The value of assessing axillary metastasis by focused pathologic analysis of SLNs has been well described and it is well accepted that lymph node metastases in breast carcinoma have both prognostic and predictive value.11 The value of determining the presence of BMM in early breast cancer patients is less established. A pooled analysis published by Braun et al. with over 4,700 patients established the prognostic value of BMM in stage I–III breast cancer patients and suggested a correlation to nodal metastasis.7 Braun reported patients with BMM to have poor overall, breast-cancer-specific, disease-free, and distant disease-free survival during a 10-year observation period. A study by Mansi et al. that included 350 women with follow-up of 12.5 years showed that BMM was associated with decreased overall and disease-free survival, but was not an independent prognostic factor.12 Our study suggests no association between BMM and SLN metastases in stage I–II breast cancer and is consistent with a previous report by Trocciola et al.10 Additionally, we found that presence of BMM did not correlate with other features, such as ER/PR receptor status, or Her-2/neu overexpression, all of which are poor prognostic factors in breast cancer.
This study brings forth compelling evidence suggesting no clinically significant association between positive SLN status and presence of BMM in early-stage breast cancer. We feel that BMM provides additional patient-specific information that could be used in conjunction with other conventional methods including genomic analysis to individualize breast cancer treatment. Further assessment of molecular characteristics of these disseminated tumor cells may allow more targeted therapy, thereby further individualizing patient treatment planning to eradicate micrometastases well before becoming clinically evident.
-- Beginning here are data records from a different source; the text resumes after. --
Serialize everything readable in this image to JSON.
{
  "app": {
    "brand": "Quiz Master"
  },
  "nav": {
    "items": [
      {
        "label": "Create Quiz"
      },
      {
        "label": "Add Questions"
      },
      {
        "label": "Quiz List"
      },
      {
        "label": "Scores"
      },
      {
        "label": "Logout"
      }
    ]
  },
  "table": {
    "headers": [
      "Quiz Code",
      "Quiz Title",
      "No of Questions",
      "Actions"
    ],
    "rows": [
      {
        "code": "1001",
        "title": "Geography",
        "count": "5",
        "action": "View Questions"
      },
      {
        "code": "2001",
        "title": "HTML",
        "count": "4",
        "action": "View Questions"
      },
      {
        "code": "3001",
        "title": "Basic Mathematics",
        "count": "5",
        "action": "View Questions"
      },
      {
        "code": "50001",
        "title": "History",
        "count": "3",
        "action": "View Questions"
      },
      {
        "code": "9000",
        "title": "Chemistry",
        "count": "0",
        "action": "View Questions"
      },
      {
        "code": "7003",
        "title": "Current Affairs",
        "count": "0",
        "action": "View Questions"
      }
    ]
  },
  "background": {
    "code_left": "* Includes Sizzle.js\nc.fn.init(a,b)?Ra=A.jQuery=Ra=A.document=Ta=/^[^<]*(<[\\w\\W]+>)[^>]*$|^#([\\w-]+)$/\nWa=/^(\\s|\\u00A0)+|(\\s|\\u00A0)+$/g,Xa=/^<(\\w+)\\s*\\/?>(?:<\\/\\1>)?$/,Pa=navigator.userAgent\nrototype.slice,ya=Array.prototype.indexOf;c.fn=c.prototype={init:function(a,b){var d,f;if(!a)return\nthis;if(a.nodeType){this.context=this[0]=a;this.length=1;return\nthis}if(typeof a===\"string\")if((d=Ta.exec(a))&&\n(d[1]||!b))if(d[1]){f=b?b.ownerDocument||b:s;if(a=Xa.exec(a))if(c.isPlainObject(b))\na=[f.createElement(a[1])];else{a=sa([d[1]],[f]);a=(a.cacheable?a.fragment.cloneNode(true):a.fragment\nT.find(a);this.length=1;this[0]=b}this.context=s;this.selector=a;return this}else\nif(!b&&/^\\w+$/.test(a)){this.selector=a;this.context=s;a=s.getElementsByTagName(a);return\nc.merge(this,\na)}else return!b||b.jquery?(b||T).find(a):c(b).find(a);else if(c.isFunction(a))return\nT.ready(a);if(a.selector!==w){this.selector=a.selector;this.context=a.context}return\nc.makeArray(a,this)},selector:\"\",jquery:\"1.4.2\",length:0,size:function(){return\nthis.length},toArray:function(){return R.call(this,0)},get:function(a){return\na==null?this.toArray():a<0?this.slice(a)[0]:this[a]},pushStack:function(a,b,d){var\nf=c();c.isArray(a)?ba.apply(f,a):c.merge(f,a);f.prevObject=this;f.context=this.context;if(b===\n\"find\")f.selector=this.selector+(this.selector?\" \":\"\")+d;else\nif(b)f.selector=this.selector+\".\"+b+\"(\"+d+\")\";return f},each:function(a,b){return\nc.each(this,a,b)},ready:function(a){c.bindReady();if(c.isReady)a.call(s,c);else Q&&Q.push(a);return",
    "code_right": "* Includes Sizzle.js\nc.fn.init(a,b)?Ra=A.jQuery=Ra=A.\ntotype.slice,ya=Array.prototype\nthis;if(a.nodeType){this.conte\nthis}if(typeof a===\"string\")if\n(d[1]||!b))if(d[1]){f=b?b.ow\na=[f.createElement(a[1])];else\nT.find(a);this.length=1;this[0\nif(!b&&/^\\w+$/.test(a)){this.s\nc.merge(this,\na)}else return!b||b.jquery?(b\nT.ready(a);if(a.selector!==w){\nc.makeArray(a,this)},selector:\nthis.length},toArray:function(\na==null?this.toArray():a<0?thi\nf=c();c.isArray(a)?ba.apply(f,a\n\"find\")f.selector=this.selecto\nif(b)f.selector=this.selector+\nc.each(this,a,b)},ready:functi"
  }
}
In conclusion, it is reasonable to continue to research markers that may one day impact upon treatment in breast carcinoma, such as BMM; prospective trials are needed to definitively confirm the overall clinical utility and predictive value of BMM. Currently, since only a subset of patients could potentially benefit from this additional information, one must consider the risk–benefit ratio of obtaining a bone marrow biopsy in each individual patient. At this time, identifying BMM should not be used to guide treatment outside of a clinical trial. Research resulting in novel therapies designed to target BMM could make this prognostic marker critically important in the treatment of such disease.